I think Rolling Stone may be simultaneously the single most underrated and overroasted cultural institution in America. It let boomer bombast and countercultural tumult loose on an unsuspecting publishing world.

The first chance it got, it went into book publishing and plastered its name on everything it could. It's still doing it, and God help us, most of its products are rather impressive -- not just Rolling Stone books of photographs and Rolling Stone encyclopedias of rock, but just about everything else short of the Rolling Stone Book of Cellulite Removal. (Why not put Keith Richards and Iggy Pop on the cover of that one?)

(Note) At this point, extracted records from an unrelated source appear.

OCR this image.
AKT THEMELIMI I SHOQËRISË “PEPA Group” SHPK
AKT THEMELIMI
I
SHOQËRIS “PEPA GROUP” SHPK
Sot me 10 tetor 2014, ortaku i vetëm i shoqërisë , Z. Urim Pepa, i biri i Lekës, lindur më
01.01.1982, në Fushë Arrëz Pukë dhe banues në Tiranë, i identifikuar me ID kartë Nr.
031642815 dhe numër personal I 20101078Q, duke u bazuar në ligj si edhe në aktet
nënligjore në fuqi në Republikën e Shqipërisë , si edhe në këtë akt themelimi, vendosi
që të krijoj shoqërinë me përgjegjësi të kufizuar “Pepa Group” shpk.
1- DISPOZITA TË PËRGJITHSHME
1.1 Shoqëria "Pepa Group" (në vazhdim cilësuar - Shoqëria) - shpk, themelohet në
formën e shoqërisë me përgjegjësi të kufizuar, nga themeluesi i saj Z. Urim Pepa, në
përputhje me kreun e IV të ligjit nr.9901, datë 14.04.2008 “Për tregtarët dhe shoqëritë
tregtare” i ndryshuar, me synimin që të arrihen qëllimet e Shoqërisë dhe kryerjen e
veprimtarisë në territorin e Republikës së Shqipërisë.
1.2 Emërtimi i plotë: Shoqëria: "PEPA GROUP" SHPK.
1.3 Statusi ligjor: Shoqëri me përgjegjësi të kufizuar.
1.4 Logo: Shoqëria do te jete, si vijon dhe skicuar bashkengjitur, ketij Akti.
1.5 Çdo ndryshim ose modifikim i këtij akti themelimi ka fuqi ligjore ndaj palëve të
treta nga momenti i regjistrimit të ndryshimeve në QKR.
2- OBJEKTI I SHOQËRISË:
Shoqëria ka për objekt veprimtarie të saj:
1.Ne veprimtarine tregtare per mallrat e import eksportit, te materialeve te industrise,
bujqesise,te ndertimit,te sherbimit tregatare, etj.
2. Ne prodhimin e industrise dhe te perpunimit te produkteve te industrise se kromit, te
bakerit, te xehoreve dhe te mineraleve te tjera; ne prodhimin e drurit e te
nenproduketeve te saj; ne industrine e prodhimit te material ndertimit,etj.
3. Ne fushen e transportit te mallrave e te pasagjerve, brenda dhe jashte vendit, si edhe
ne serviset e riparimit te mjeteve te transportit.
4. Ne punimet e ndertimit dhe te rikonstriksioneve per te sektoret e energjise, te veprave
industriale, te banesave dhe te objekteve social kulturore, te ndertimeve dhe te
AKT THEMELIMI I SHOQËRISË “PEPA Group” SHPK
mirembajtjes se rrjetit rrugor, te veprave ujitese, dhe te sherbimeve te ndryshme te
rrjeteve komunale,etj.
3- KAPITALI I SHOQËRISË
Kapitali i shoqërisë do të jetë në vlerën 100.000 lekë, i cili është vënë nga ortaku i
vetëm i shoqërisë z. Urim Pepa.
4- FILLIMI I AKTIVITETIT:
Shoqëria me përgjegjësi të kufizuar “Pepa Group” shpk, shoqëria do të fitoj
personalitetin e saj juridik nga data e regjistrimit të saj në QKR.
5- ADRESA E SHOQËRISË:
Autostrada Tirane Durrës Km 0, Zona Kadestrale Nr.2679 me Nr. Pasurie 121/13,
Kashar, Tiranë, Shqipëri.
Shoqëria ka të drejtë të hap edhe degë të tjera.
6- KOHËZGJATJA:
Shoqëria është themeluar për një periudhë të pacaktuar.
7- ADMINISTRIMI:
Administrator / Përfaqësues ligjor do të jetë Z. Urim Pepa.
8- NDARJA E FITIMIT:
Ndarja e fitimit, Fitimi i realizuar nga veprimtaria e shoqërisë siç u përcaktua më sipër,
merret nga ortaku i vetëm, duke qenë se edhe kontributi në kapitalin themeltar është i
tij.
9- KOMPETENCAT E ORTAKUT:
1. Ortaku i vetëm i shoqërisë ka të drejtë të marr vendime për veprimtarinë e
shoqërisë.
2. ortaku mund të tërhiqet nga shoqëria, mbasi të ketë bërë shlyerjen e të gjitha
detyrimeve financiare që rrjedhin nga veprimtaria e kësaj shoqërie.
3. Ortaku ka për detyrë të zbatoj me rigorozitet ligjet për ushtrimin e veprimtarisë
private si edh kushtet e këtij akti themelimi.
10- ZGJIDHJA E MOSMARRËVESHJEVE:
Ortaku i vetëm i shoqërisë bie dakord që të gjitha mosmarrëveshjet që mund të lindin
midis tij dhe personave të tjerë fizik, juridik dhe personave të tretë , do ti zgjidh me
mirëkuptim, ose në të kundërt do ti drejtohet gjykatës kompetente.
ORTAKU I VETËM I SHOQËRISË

Over the years, its inventor, Jann Wenner, has become a cultural grandee. He even became a walking, talking "random note" when he ditched his marriage of long standing for a male fashion-world functionary. (We can now see that Wenner's essential "counterness" may well have been more than cultural, despite all of his Hearstian empire building.)

For decades now, Rolling Stone hasn't looked or read like an endpaper with brains; it has been more like a combination of Time and Esquire. It does a cursory and bad job now of reviewing records, which used to be one of its defining purposes. (No matter; others now do it better.) But it covers politics, movies and even TV now in very readable and influential ways.

All of this is a long way from some of the slavering maniacs, gonzo guerrillas and self-
exiled scholars who once filled its pages -- Hunster S. Thompson, Lester Bangs, Dave Marsh, Ed Ward, Nick Tosches, Richard Meltzer, Jonathan Cott, Richard Kostelanetz, Greil Marcus and, long before he ever gave the movie world "Basic Instinct" and "Showgirls," Joe Eszterhas. (God help Wenner -- and the rest of us.)

I wish Wenner had had enough patience (or courage) not to banish jazz and classical music coverage. There were, after all, always musicians who could easily have fit into Rolling Stone's scheme of generational scruffiness. That goes for literary coverage, too. But of all the current American empires I can think of, Wenner's is one of the few that may be as well-deserved as it is salutary.

It's a happy anniversary, and not just for him, either.